Okay. I'm trying to use visual query builder and I need to connect two tables on a location #. The issue that I have is that one table has the location #plus the number17 at the end. Son on table 1 location number it is listed as 1234 but on table 2 locatin number is listed as 123417. How can I make the connection?
I'm thinking that it would be this connection but not sure how:
left outer join table2.location_number on table1.location_number = table2.location_number
Any ideas?
Solved! Go to Solution.
Hey @cowannbell, Have you tried joining the two tables using substring. So you can use the substring command to get rid of the 17 from your one dataset and join on field from other one. It will be like below-
left outer join table2.location_number on table1.location_number = substring(table2.location_number, 0, LEN(table2.location_number)-1)
In place of substring, you can also try LEFT(table2.location_number, LEN(table2.location_number)-2)
Let me know if it was helpful.
I wanted to use the left function but this is a numeric field. I need to convert it but I wasn't quite sure how to use left and convert to numeric at the same time.

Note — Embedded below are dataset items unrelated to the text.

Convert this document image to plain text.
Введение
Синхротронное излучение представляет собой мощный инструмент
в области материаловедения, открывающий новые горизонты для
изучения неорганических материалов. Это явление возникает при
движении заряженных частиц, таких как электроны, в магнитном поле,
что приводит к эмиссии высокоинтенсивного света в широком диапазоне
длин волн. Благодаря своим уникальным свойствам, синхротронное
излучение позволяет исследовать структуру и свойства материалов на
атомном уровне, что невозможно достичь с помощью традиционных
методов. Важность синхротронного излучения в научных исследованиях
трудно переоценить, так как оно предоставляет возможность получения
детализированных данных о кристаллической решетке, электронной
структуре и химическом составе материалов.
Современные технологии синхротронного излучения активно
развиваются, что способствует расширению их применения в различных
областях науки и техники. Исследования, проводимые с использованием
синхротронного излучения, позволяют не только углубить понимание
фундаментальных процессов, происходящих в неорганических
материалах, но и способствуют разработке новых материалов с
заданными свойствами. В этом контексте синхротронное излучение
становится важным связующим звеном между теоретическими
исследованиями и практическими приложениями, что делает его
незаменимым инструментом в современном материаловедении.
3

@cowannbell if your database has the FLOOR() function, then you could join table1 to FLOOR(table2/100) as this would effectively remove the 17 from the end.
(divide by 100, then round down to the nearest integer)
@cowannbell Are both your fields numeric on which you want to join? If yes then I think the left formula should work and you don't have to convert into a string I think.
I just used 123 as an example. That field varies in length.
I tried this and I get the below error.
Please note, this is the last line before the where statement.
left outer join IWH.PRVDR_X_ADDRESS PRVDR_X_ADDRESS on CLAIM_LINE.SRV_PRVDR_ID = PRVDR_X_ADDRESS.PROVIDER_ID and CLAIM_LINE.SRV_LOCATION_NBR = Left(PRVDR_X_ADDRESS.ADDRESS_ID,Len(PRVDR_X_ADDRESS.ADDRESS_ID)-2
Hi @cowannbell
I tested this on my MSSql Server and it worked fine
@cowannbell That is strange because I have used LEN function in Sql server in join clause. You can try the substring function as well. Both the formula I have sent will take care of variation in length of the string. The solution provided by @OllieClarke is also a good one.
Thank you so much. This did the trick.